I got into a brief but very interesting Twitter conversation with John Wiswell and Helen Howell the other night. John started it by mentioning the conflict of liking a specific book which may belong to a genre one generally dislikes (here's what he actually tweeted). It got me thinking though: hence this blog post.
Underneath the kitchen sink in my small apartment is a blue plastic recycling bin that is, by some counts, not a recycling bin at all. It's a stackable box I picked up for about $5 in the IKEA children's section. I just got it because I needed a recycling bin that fit under my sink, and it's the right colour and shape so visitors can tell what it's for.
Has this particular type of bin ever been marketed for recycling in small apartments? No.
Has this particular type of bin ever been advertised as being something adults may find useful even if they don't have any children? No.
But it's my recycling bin now, and it's been that for fifteen years. It works great.
That's okay at IKEA, because they even hack their own stuff, never mind having customers do their own hacks. But then there's the time that I bought a large-faced, longer-strapped Swatch watch. As a tall, big woman, it made sense to buy a watch more in proportion, with, well, me.
After I'd paid, the saleslady said, "Um, you do realise that's a man's watch, right?"

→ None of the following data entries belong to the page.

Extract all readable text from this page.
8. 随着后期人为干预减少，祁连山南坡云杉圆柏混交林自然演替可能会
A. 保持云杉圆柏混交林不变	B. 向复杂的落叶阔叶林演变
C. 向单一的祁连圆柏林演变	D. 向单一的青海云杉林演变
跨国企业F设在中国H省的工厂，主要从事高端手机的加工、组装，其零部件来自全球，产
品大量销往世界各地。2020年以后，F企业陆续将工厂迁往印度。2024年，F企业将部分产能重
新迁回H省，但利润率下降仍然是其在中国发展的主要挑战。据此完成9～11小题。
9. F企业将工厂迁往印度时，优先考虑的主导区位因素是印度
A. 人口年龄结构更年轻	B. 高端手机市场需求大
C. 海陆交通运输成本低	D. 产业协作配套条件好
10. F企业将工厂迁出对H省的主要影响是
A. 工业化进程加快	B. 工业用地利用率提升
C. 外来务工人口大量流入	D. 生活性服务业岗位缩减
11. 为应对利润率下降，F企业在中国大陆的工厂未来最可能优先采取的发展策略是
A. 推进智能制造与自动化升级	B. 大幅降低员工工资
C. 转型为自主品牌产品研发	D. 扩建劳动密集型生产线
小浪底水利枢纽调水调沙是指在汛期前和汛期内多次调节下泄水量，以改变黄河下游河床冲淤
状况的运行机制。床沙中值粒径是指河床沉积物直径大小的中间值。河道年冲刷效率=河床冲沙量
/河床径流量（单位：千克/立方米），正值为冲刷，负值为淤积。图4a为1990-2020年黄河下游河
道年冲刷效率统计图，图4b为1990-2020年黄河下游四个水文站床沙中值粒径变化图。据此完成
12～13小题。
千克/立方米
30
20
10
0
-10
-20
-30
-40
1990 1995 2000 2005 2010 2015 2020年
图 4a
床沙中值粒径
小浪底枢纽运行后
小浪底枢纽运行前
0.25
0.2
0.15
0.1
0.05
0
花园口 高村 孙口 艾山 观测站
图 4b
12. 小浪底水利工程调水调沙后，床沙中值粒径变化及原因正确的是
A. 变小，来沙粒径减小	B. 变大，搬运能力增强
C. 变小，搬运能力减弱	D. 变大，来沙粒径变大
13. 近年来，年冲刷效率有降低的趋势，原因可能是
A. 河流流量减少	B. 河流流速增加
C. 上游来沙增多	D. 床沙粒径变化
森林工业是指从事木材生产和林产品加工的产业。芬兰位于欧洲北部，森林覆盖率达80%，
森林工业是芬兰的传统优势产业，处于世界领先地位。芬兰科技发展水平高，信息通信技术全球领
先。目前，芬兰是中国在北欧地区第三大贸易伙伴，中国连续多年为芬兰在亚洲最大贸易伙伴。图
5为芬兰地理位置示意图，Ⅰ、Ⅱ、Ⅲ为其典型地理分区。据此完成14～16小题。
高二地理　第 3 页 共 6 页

"It's mine now," I said, and that was that. I wore that watch for ten years, and the saleslady was the very last person ever to comment on its supposedly inherent masculinity.
And so it goes for a lot of things. On the director's commentary of the Star Trek DVD, J.J. Abrams said he included the Kirk birth scene at the beginning to draw women into the story, yet female Trek fans are famous as their own SF subculture. Why attempt to "draw" women to something they're already predisposed to like? Oh right, because marketers say that women don't like action films or SF films on their own — they have to be dragged to them by their boyfriends/husbands.

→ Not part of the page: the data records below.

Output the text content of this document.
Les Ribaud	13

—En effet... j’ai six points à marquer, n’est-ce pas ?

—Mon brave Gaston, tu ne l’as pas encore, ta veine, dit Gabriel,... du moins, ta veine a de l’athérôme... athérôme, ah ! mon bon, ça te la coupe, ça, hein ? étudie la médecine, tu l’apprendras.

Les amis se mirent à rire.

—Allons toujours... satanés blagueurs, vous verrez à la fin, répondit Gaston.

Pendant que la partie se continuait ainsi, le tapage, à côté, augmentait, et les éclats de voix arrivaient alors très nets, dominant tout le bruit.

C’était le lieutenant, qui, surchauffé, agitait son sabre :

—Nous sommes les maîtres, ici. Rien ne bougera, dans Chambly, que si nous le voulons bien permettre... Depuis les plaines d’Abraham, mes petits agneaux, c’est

Robert J. Sawyer wrote a brilliant trilogy about a parallel universe where Neanderthals are the surviving hominid species, and had at its heart a wonderful romance plot. Audrey Niffenegger wrote a brilliant time travel novel about a married couple. Somehow, at least in the bookshops I've been to in person and on-line, Sawyer's work gets put in Science Fiction & Fantasy, while Niffenegger's is put in Romance. Yet they're both science fiction works that effectively use a romance between two major characters to move the plot. Having read both the entire Hominids trilogy and the Niffenegger novel, and having loved both about equally, all I can think is that it comes down to marketing. I suppose one could argue that the initiating action on Sawyer's work is from an invention, whereas the initiating action in Niffenegger's is a biological reaction, but that's a bit of hair-splitting. Substitute in The Chrysalids for the Hominids trilogy if it really bothers you.

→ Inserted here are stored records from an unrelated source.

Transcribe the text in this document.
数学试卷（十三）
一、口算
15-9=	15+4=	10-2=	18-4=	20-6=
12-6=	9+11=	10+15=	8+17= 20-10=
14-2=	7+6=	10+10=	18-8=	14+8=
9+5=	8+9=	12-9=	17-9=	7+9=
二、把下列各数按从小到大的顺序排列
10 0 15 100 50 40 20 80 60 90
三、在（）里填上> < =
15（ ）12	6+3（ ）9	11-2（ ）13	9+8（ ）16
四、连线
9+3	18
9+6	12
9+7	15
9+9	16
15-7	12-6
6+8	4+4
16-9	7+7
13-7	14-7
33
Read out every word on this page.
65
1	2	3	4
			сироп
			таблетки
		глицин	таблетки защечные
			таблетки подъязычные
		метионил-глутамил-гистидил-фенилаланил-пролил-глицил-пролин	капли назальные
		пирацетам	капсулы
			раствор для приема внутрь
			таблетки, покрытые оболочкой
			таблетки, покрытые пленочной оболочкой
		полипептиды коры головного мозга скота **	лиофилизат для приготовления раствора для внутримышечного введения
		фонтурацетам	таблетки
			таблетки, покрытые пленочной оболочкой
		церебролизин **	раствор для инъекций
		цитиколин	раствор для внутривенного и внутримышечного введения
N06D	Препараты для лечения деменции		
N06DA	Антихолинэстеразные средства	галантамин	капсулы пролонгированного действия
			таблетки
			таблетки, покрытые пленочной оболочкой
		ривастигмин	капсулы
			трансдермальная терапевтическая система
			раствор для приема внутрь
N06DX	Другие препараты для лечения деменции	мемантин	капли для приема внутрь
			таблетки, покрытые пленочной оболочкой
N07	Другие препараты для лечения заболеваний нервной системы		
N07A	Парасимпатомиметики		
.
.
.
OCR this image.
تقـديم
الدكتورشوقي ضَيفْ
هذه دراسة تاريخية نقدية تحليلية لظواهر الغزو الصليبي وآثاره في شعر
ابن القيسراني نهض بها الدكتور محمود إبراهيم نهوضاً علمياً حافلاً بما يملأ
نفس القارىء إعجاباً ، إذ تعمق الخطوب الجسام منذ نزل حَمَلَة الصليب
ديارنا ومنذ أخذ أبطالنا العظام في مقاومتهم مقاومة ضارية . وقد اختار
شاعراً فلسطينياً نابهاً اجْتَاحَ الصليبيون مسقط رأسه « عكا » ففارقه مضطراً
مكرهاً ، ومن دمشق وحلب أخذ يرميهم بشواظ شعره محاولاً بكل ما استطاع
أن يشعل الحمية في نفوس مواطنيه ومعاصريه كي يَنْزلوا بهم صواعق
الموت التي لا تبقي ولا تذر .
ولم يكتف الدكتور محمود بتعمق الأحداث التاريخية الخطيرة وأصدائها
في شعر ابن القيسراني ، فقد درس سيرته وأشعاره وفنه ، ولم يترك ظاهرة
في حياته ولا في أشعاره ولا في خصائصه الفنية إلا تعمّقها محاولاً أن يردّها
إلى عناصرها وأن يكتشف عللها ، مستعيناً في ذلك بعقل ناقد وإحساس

The point is, it seems we are expected to swallow the marketing, the spin on something, as much as the something that the marketing is supposed to persuade us to buy. And it gets ugly, very quickly. "That toy's for girls." "Those are men's socks." "Harry Potter is for kids, not adults who read real literature." "Americans like that much sugar in their soda."
It's bizarre, because if the product was pushed ahead of the demographic, they might sell more of the things. I remember that my best friend in high school wanted to have a McDonald's birthday party for her eighteenth birthday as a sort of "farewell to childhood" gag event. All of her friends were into it, and she successfully organised the event with the local McDonald's — until we showed up for the party. The restaurant manager was furious with us, even when we offered to forego some of the extra service usually offered because the attendees were typically small children. How dare we buy something outside of our demographic?
If we can legally buy it, what the hell would anyone care if they're selling it? They're still making money from us.
As consumers, we're warned that businesses will try to make money from us any way they can. The demographic segmentation of products and services — including products and services which are nominally interchangeable before the marketing labels get slapped on them — makes me suspect otherwise.
I don't think there's an actual conspiracy going on. I just think certain people don't like having their apple carts upset by people making their own choices.